Nachfolgend werden Hinweise zu einer an Wund- und Patientensituation angepassten Materialauswahl bei der Versorgung von Menschen mit chronischen Wunden gegeben. Die nachfolgenden Informationen basieren auf dem Standard „Information: Sinnvolle Auswahl von Materialien in der Wundversorgung“ (https://www.wundzentrum-hamburg.de/standards/downloads/) und sind um weiterführende Aspekte ergänzt. Die nachfolgenden Angaben sind weder vollständig noch universell gültig, können aber als Grundlage für den Einsatz und Umgang mit Verbandmitteln gelten.
Im Versorgungsalltag wird der Fokus oft auf die Auswahl der Wundauflage/n gelegt. Dies bedeutet, wenn keine Heilungstendenzen ersichtlich sind oder die Wunde stagniert, wird meist von einem Produkt auf ein anderes gewechselt. Doch auch ein optimal angepasstes Verbandmittel garantiert noch keinen zügigen Heilungsfortschritt. In der Folge kommt es zu Brüchen in Therapie, Kostenexplosionen und auf Seiten von Anwendern und Betroffenen zu Frust und Vertrauensverlust. Die Wundbehandlung kann nur im Zusammenhang mit einer adäquaten Kausaltherapie und entsprechender Patientenadhärenz Heilungserfolge zeigen. Dies bedeutet, dass bei der Behandlung eines Dekubitus primär Druck-, Reibe-, und Scherkräfte auszuschließen sind. Bei einem diabetischen Fußulkus ist neben einer guten Stoffwechseleinstellung die Druckentlastung des betroffenen Fußes erforderlich. So sind bei einer arteriellen Durchblutungsstörung, Maßnahmen zur Revaskularisation durchzuführen. Für die Abheilung eines Ulcus cruris venosum ist eine fach- und sachgerechte Kompressionstherapie erforderlich. Hinzu kommen noch Maßnahmen der Patientenedukation. Eine individuell angepasste Wundversorgung erfolgt erst im Anschluss an die Berücksichtigung der genannten Aspekte. Diese sollte sich neben dem Wundzustand primär an Patientenbedürfnissen und -akzeptanz orientieren, aber auch wirtschaftliche Aspekte und die Handhabbarkeit der Materialien sind zu beachten. Das Wechselintervall orientiert sich nicht an standardisierten Abläufen, sondern an Wundzustand und Herstellerangaben. Zudem müssen die Versorgungsmaßnahmen laut Wirtschaftlichkeitsgebot (§ 12 Sozialgesetzbuch (SGB) V) „ausreichend, zweckmäßig und wirtschaftlich sein“ und „dürfen das Maß des Notwendigen nicht überschreiten.“ Generell gilt, dass die Versorgung von Menschen mit chronischen Wunden von den nachfolgenden Vorgehensweisen nicht primär profitiert, aber die ärztlichen Budgets erheblich belastet werden!

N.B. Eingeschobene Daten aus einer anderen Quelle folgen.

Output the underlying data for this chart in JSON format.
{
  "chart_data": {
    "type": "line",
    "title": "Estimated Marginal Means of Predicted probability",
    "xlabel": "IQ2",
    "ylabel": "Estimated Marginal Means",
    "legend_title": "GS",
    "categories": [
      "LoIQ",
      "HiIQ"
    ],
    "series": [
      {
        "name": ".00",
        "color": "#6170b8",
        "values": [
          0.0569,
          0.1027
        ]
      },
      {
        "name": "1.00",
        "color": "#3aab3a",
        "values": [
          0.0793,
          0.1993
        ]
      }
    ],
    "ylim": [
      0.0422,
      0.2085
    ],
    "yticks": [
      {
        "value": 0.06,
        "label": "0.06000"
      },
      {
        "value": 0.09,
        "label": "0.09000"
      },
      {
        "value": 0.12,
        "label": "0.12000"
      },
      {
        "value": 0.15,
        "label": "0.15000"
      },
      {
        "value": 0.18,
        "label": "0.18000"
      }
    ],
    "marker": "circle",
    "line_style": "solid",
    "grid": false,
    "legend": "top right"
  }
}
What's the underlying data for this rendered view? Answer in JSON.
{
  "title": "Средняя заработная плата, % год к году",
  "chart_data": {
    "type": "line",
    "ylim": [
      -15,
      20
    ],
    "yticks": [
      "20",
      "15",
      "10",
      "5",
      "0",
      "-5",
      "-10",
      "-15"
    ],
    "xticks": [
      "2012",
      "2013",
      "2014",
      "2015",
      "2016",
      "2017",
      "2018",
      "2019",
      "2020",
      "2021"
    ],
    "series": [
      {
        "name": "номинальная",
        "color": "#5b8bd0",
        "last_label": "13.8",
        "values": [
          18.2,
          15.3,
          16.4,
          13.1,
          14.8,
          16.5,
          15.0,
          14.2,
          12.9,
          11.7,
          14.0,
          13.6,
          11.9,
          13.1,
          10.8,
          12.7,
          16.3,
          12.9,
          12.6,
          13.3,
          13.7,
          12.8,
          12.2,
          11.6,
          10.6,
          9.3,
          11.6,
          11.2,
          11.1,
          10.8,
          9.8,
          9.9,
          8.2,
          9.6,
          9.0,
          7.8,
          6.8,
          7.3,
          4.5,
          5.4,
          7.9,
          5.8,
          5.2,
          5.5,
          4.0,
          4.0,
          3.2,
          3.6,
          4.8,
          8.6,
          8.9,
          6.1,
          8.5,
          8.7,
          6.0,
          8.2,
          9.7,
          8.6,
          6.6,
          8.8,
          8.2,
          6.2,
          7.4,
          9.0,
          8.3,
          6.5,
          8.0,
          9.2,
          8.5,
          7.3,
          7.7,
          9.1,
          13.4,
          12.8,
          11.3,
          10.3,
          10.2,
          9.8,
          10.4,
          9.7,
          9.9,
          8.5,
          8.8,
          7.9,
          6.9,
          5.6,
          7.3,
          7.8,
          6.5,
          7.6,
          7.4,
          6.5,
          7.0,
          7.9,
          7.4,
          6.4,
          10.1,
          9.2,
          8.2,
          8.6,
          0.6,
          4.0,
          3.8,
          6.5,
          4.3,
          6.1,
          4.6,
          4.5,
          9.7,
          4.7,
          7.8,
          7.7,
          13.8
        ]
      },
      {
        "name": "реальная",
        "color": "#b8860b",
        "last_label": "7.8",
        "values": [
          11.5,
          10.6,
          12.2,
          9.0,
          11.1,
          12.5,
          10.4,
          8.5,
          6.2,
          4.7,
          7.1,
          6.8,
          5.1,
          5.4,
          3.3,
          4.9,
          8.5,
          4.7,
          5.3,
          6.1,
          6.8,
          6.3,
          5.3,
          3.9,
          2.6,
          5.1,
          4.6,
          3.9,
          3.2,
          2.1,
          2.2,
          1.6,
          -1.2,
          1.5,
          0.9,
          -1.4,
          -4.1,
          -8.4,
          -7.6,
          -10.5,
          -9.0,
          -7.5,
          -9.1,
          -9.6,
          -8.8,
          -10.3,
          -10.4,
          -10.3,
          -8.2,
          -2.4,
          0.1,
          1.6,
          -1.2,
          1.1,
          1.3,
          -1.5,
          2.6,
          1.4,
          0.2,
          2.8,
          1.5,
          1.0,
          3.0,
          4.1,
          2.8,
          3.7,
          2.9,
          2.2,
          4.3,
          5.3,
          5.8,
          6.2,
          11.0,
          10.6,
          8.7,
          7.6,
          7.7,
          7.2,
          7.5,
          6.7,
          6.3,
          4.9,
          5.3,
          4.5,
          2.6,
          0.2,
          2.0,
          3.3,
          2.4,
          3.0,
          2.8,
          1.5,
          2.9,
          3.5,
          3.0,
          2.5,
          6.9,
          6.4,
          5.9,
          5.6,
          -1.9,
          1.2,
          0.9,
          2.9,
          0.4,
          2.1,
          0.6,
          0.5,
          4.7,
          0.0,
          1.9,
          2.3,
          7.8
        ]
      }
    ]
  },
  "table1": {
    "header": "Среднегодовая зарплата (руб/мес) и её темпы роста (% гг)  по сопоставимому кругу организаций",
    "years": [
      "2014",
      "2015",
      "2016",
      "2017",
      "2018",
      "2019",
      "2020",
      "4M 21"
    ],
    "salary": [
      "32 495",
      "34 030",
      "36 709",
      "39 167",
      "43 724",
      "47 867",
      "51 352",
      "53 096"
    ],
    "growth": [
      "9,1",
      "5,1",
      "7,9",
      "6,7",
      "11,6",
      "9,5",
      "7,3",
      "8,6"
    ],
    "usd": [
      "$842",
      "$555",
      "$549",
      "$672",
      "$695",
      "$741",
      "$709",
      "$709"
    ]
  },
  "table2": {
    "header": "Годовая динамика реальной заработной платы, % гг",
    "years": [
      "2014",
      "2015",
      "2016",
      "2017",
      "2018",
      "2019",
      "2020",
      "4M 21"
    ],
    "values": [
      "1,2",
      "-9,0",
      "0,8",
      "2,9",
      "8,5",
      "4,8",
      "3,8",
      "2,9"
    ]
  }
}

Im Regelfall ist der Einsatz von modernen Verbandmitteln nur gerechtfertigt, wenn keine täglichen Verbandwechsel erfolgen. Ausnahmen für tägliche Verbandwechsel bestehen beispielsweise bei stark exsudierenden venösen Wunden in der initialen Entstauungsphase, bei infizierten Wunden, bei exulzerierenden Tumorwunden oder akuten Verbrennungswunden. Das Verbandwechselintervall orientiert sich grundsätzlich am Heilungszustand der Wunde, an Exsudatmenge und -beschaffenheit und den jeweiligen Herstellerangaben.
Für Produkte der modernen Wundversorgung sind zwei bis sieben Tage Standzeit erreichbar und gewollt. Es sollten daher - bis auf genannte Ausnahmen - regelhaft maximal drei Verbandwechsel pro Wunde und Woche durchgeführt werden. Eine Materialverordnung über vier Wochen ist nicht sinnvoll, um flexibel auf Veränderungen reagieren zu können. In der Überleitung von Menschen mit chronischen Wunden vom klinischen in den ambulanten Bereich sollten daher als Richtgröße maximal zehn Wundauflagen verordnet werden.
Die generelle Materialauswahl richtet sich nach: Patientenbedürfnissen, Schmerzen, Wundstadium/-phase, Infektionsanzeichen bzw. bestehender Infektion, Gerüchen, Zustand von Wundrand und -umgebung, Exsudatmenge und -beschaffenheit sowie Wirtschaftlichkeit. Das Grundprinzip „viel hilft viel“ gilt nicht für die Wundversorgung. Das Übereinanderstapeln von Produkten, sogenannte „Wundburger“, ist weder zweckmäßig noch wirtschaftlich.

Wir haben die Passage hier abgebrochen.